Maria Cecília Agante
José Carvalho
Rodrigues Pires
______________
[1] In www.dgsi.pt: Ac. RL de 18-10-2012, processo 8186/11.2TBOER.L1-2.
[2] Alterado pelos decretos-lei n.º 220/95, de 31 de agosto, n.º 249/99, de 07 de julho, e n.º 323/2001, de 17 de dezembro, doravante denominado por “RCCG”.
[3] In www.dgsi.pt: Ac. do STJ de 13-09-2016, processo 1262/14.1T8VCT-B.G1.S1.
[4] In www.dgsi.pt: Acs. do STJ de 14-03-2017, processo 7599/14.2T8LSB.L1.S1; 14-12-2016, processo 20054/10.0T2SNT.L2.S1.
[5] Antunes Varela, Das Obrigações em Geral, Almedina, 7ª ed., pág. 262.
[6] Mário Júlio de Almeida Costa e António Menezes Cordeiro, Cláusulas Contratuais Gerais, Almedina, 1990, pág. 17.
[7] Almeno de Sá, Cláusulas Contratuais Gerais e Directiva sobre Cláusulas Abusivas, Almedina, 2,ª ed. revista e aumentada, pág. 212.
[8] Joaquim de Sousa Ribeiro, O Problema Do Contrato – As Cláusulas Contratuais Gerais e o Princípio da Liberdade Contratual, Almedina, 1999, pág. 447.
[9] Mário Júlio de Almeida Costa e António Menezes Cordeiro, ibidem, pág. 61.
[10] Almeno de Sá, ibidem, pág. 119.
[11] Ana Prata, Contratos de Adesão e Cláusulas Contratuais Gerais, Almedina, 2010, pág. 627; in www.dgsi.pt: Ac. do STJ de 09-12-2014, processo 1004/12.6TJLSB.L1.S1.

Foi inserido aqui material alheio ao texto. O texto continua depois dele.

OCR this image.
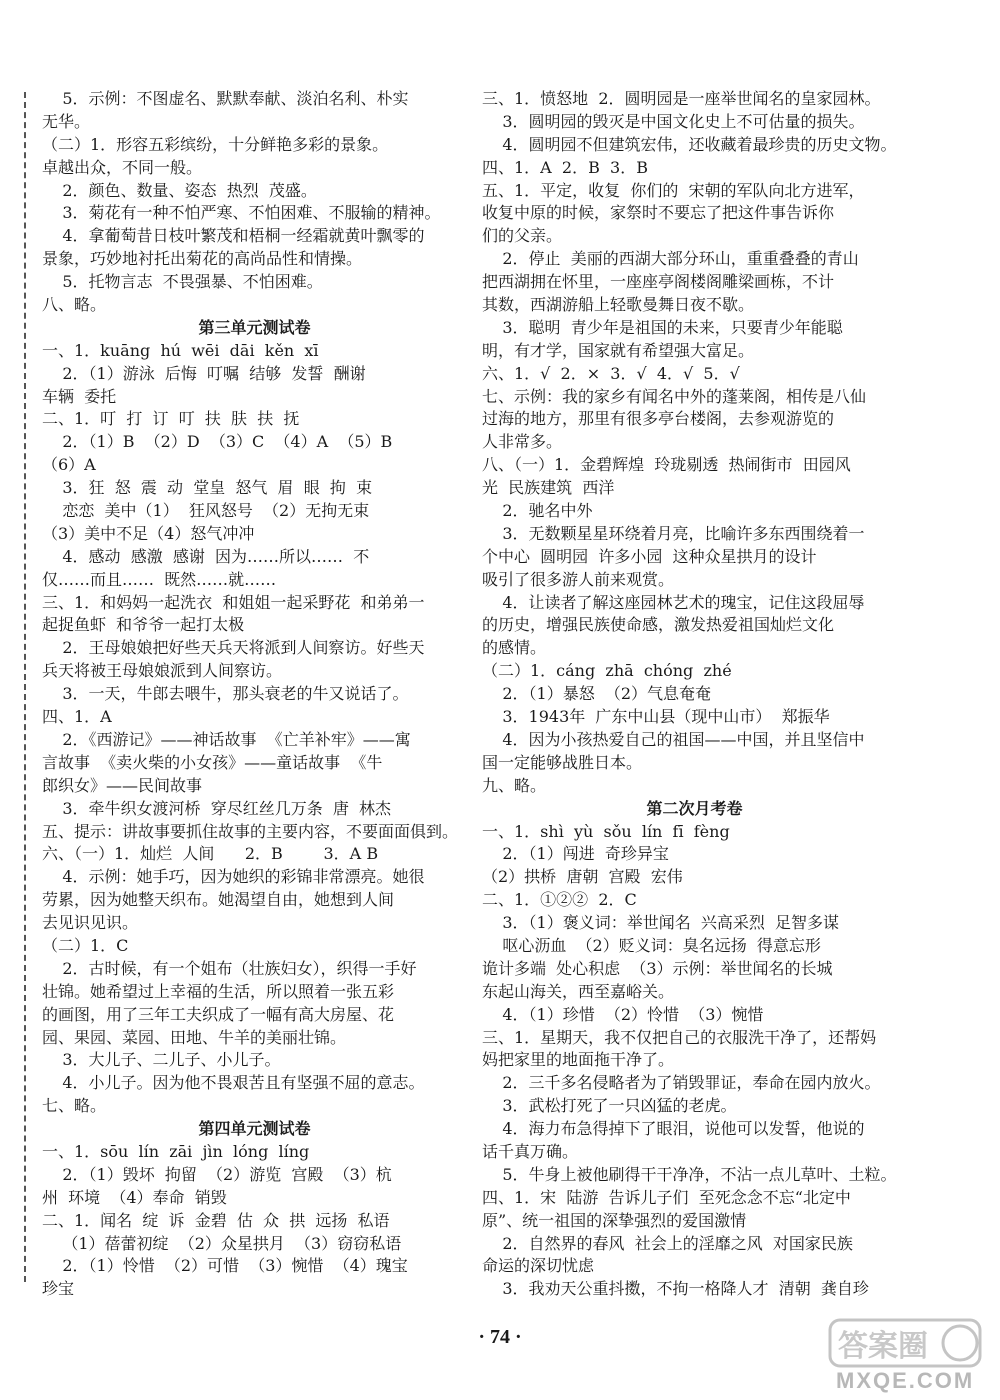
5．示例：不图虚名、默默奉献、淡泊名利、朴实
无华。
（二）1．形容五彩缤纷，十分鲜艳多彩的景象。
卓越出众，不同一般。
2．颜色、数量、姿态  热烈  茂盛。
3．菊花有一种不怕严寒、不怕困难、不服输的精神。
4．拿葡萄昔日枝叶繁茂和梧桐一经霜就黄叶飘零的
景象，巧妙地衬托出菊花的高尚品性和情操。
5．托物言志  不畏强暴、不怕困难。
八、略。
第三单元测试卷
一、1．kuāng  hú  wēi  dāi  kěn  xī
2．（1）游泳  后悔  叮嘱  结够  发誓  酬谢
车辆  委托
二、1．叮  打  订  叮  扶  肤  扶  抚
2．（1）B  （2）D  （3）C  （4）A  （5）B
（6）A
3．狂  怒  震  动  堂皇  怒气  眉  眼  拘  束
恋恋  美中（1）  狂风怒号  （2）无拘无束
（3）美中不足（4）怒气冲冲
4．感动  感激  感谢  因为……所以……  不
仅……而且……  既然……就……
三、1．和妈妈一起洗衣  和姐姐一起采野花  和弟弟一
起捉鱼虾  和爷爷一起打太极
2．王母娘娘把好些天兵天将派到人间察访。好些天
兵天将被王母娘娘派到人间察访。
3．一天，牛郎去喂牛，那头衰老的牛又说话了。
四、1．A
2．《西游记》——神话故事  《亡羊补牢》——寓
言故事  《卖火柴的小女孩》——童话故事  《牛
郎织女》——民间故事
3．牵牛织女渡河桥  穿尽红丝几万条  唐  林杰
五、提示：讲故事要抓住故事的主要内容，不要面面俱到。
六、（一）1．灿烂  人间      2．B        3．A B
4．示例：她手巧，因为她织的彩锦非常漂亮。她很
劳累，因为她整天织布。她渴望自由，她想到人间
去见识见识。
（二）1．C
2．古时候，有一个姐布（壮族妇女），织得一手好
壮锦。她希望过上幸福的生活，所以照着一张五彩
的画图，用了三年工夫织成了一幅有高大房屋、花
园、果园、菜园、田地、牛羊的美丽壮锦。
3．大儿子、二儿子、小儿子。
4．小儿子。因为他不畏艰苦且有坚强不屈的意志。
七、略。
第四单元测试卷
一、1．sōu  lín  zāi  jìn  lóng  líng
2．（1）毁坏  拘留  （2）游览  宫殿  （3）杭
州  环境  （4）奉命  销毁
二、1．闻名  绽  诉  金碧  估  众  拱  远扬  私语
（1）蓓蕾初绽  （2）众星拱月  （3）窃窃私语
2．（1）怜惜  （2）可惜  （3）惋惜  （4）瑰宝
珍宝
三、1．愤怒地  2．圆明园是一座举世闻名的皇家园林。
3．圆明园的毁灭是中国文化史上不可估量的损失。
4．圆明园不但建筑宏伟，还收藏着最珍贵的历史文物。
四、1．A  2．B  3．B
五、1．平定，收复  你们的  宋朝的军队向北方进军，
收复中原的时候，家祭时不要忘了把这件事告诉你
们的父亲。
2．停止  美丽的西湖大部分环山，重重叠叠的青山
把西湖拥在怀里，一座座亭阁楼阁雕梁画栋，不计
其数，西湖游船上轻歌曼舞日夜不歇。
3．聪明  青少年是祖国的未来，只要青少年能聪
明，有才学，国家就有希望强大富足。
六、1．√  2．×  3．√  4．√  5．√
七、示例：我的家乡有闻名中外的蓬莱阁，相传是八仙
过海的地方，那里有很多亭台楼阁，去参观游览的
人非常多。
八、（一）1．金碧辉煌  玲珑剔透  热闹街市  田园风
光  民族建筑  西洋
2．驰名中外
3．无数颗星星环绕着月亮，比喻许多东西围绕着一
个中心  圆明园  许多小园  这种众星拱月的设计
吸引了很多游人前来观赏。
4．让读者了解这座园林艺术的瑰宝，记住这段屈辱
的历史，增强民族使命感，激发热爱祖国灿烂文化
的感情。
（二）1．cáng  zhā  chóng  zhé
2．（1）暴怒  （2）气息奄奄
3．1943年  广东中山县（现中山市）  郑振华
4．因为小孩热爱自己的祖国——中国，并且坚信中
国一定能够战胜日本。
九、略。
第二次月考卷
一、1．shì  yù  sǒu  lín  fī  fèng
2．（1）闯进  奇珍异宝
（2）拱桥  唐朝  宫殿  宏伟
二、1．①②②  2．C
3．（1）褒义词：举世闻名  兴高采烈  足智多谋
呕心沥血  （2）贬义词：臭名远扬  得意忘形
诡计多端  处心积虑  （3）示例：举世闻名的长城
东起山海关，西至嘉峪关。
4．（1）珍惜  （2）怜惜  （3）惋惜
三、1．星期天，我不仅把自己的衣服洗干净了，还帮妈
妈把家里的地面拖干净了。
2．三千多名侵略者为了销毁罪证，奉命在园内放火。
3．武松打死了一只凶猛的老虎。
4．海力布急得掉下了眼泪，说他可以发誓，他说的
话千真万确。
5．牛身上被他刷得干干净净，不沾一点儿草叶、土粒。
四、1．宋  陆游  告诉儿子们  至死念念不忘“北定中
原”、统一祖国的深挚强烈的爱国激情
2．自然界的春风  社会上的淫靡之风  对国家民族
命运的深切忧虑
3．我劝天公重抖擞，不拘一格降人才  清朝  龚自珍
· 74 ·	答案圈
MXQE.COM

[12] In www.dgsi.pt: Ac. do STJ de 06-10-2016, processo 1946/09.6TJLSB.L1.S1.
[13] In www.dgsi.pt: Ac. do STJ de 16-10-2014, processo 2476/10.9YXLSB.L1.S1.
[14] In www.dgsi.pt: Ac. da RP de 07-04-2016, processo 13737/15.0T8PRT.P1.
[15] In www.dgsi.pt: Acs. do STJ de 26-09-2013, processo 15/10.7TJLSB.L1.S1; 14-12-2016, processo 20054/10.0T2SNT.L2.S1; 06-10-2016, processo 1946/09.6TJLSB.L1.S1; RL de 18-10-2102, processo 8186/11.2TBOER.L1-2; 8-02-2013, processo 2966/08.3TJLSB.L2-2; 26-02-2013, processo 122/09.2TJLSB.L1-7.
[16] In www.dgsi.pt: Ac. do STJ de 13-09-2016, processo 1262/14.1T8VCT-B.G1.S1.
[17] Menezes Cordeiro, Tratado de Direito Civil Português, volume I, Tomo I, Almedina, 3ª ed., página 639; Almeno de Sá, ibidem, pág.40.
[18] In www.dgsi.pt: Ac. da RL de 18-10-2102, processo 8186/11.2TBOER.L1-2.